HT Controller : Panels

So for my home theater controllers I needed front/back panels.  I knew I wanted to make these out of acrylic sheet, and that I wanted to use the CNC to cut them out.  One of my drivers was that in the past button layout was always a bit tricky, using the drill/dremel it was difficult to get everything lined up right.  So with that said, here is where I ended up:

Getting the actual panel cutout was pretty straighforward.  Measured the case, and setup the outside dimensions and then measured out where the controls would be.  The biggest challenge was the cutout for the outlet.  For that I traced an outlet cover plate, scanned it in, and imported the scan into my cad software.  This is the backplage all coutout.

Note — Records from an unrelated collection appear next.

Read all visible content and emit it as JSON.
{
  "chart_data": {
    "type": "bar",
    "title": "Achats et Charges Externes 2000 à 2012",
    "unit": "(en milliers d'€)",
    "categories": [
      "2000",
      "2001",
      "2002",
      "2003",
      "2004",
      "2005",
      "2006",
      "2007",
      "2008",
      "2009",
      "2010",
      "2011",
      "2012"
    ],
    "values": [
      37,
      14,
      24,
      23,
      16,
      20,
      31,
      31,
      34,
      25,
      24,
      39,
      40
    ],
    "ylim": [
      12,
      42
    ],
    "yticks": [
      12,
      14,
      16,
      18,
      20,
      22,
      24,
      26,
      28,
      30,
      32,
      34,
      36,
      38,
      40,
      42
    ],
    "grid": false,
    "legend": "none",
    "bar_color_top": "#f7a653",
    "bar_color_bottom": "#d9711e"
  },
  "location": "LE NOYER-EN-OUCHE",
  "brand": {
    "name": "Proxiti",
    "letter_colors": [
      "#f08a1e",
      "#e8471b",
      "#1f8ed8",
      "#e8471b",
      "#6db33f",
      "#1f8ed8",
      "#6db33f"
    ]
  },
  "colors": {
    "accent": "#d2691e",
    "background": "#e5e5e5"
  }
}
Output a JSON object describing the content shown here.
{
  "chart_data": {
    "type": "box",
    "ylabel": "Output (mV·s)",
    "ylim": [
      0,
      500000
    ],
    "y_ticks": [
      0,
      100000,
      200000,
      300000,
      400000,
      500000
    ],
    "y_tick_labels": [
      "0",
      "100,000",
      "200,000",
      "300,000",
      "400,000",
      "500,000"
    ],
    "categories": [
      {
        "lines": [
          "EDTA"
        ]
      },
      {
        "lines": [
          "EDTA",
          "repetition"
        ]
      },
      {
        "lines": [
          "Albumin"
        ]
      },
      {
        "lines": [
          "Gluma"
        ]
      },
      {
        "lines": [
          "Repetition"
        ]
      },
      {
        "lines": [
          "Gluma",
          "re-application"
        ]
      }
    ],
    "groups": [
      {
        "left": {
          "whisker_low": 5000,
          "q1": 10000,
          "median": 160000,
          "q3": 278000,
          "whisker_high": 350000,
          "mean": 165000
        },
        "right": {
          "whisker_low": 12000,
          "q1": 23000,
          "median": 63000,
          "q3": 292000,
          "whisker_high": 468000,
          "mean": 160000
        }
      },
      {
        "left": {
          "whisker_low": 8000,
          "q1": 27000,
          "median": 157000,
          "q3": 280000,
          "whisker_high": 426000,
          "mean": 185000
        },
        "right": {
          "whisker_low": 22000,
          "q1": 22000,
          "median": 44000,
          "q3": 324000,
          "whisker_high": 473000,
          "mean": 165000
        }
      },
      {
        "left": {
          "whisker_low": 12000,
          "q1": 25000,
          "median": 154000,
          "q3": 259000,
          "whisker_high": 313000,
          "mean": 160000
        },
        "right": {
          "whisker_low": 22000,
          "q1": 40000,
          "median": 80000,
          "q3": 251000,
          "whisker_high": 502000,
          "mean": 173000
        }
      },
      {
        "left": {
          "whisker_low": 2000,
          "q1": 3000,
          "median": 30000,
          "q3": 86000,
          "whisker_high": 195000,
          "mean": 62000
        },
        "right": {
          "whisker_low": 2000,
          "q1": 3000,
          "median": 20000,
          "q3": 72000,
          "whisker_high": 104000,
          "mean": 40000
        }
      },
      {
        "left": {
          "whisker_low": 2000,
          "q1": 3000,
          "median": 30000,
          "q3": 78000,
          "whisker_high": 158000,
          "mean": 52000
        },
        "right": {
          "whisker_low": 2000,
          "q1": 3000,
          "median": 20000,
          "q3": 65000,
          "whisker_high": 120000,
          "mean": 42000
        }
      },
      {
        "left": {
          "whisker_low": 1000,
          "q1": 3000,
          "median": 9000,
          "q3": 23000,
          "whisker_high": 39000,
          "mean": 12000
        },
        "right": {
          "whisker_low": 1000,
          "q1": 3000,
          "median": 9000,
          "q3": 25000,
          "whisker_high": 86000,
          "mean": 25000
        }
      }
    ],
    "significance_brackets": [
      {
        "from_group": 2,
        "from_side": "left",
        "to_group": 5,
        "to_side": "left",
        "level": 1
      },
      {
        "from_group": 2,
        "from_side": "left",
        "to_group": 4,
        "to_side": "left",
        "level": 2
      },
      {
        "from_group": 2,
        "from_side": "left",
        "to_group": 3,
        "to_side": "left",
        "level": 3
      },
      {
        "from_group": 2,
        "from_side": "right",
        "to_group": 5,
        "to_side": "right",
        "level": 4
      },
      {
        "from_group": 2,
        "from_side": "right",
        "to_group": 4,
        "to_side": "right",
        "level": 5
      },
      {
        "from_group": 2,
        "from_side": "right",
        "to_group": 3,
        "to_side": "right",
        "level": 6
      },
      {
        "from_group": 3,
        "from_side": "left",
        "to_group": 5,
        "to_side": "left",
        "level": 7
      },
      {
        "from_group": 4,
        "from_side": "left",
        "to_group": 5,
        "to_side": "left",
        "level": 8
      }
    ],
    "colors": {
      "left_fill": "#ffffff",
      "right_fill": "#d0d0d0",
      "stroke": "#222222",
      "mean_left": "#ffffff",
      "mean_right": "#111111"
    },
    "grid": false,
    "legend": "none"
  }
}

This chassis has been used in previous projects.. so never mind all the fan cutouts!  Used to hold 4 500gb drives which was a HUGE storage array (in its time).  I didn’t quite get the speed/feed for cutting the acrylic down – so that is a continuing learning opportunity.

Same panel painted with spraypaint (on the inside):

and installed using clear silicone as an adhesive:

The front panel had some text v-carved around the buttons as labels.  This was done with a 60 degree v-carve bit, then filled in with white crayon.  Worked out quite well!  Again, the back is painted black and the text is engraved in the front.  Only the right button is crayoned at this point:

Only other task I had that was panel-related was to route a spacer out of 1/8″ hardboard for mounting the LCD panel.  This got sandwiched between the LCD and the front panel (with clear silicone) to make the LCD be flush with the front.

Primary lesson learned : When cutting thin 1/8″ material (acrylic in this instance) do NOT use an upcut bit.  It will pull the material up off the table and into the route.  This would be a use case for a downcut!

2 thoughts on “HT Controller : Panels

  1. Macka says:

    Could you please explain the process for infilling with crayon?
    Did you heat it? if so, how? and before or after cleaning off the excess?
    Did you need a solvent to remove the excess or just a soft cloth?

    Any extra info would be great,

    • widgetninja says:

      I just scrubbed the crayon on the surface and wiped off the excess with a paper towel. Nothing fancy at all. I have seen people do the same on guns, and they suggest heating up the metal with a heat gun – not sure if you get a better fill that way. I had good luck doing it cold.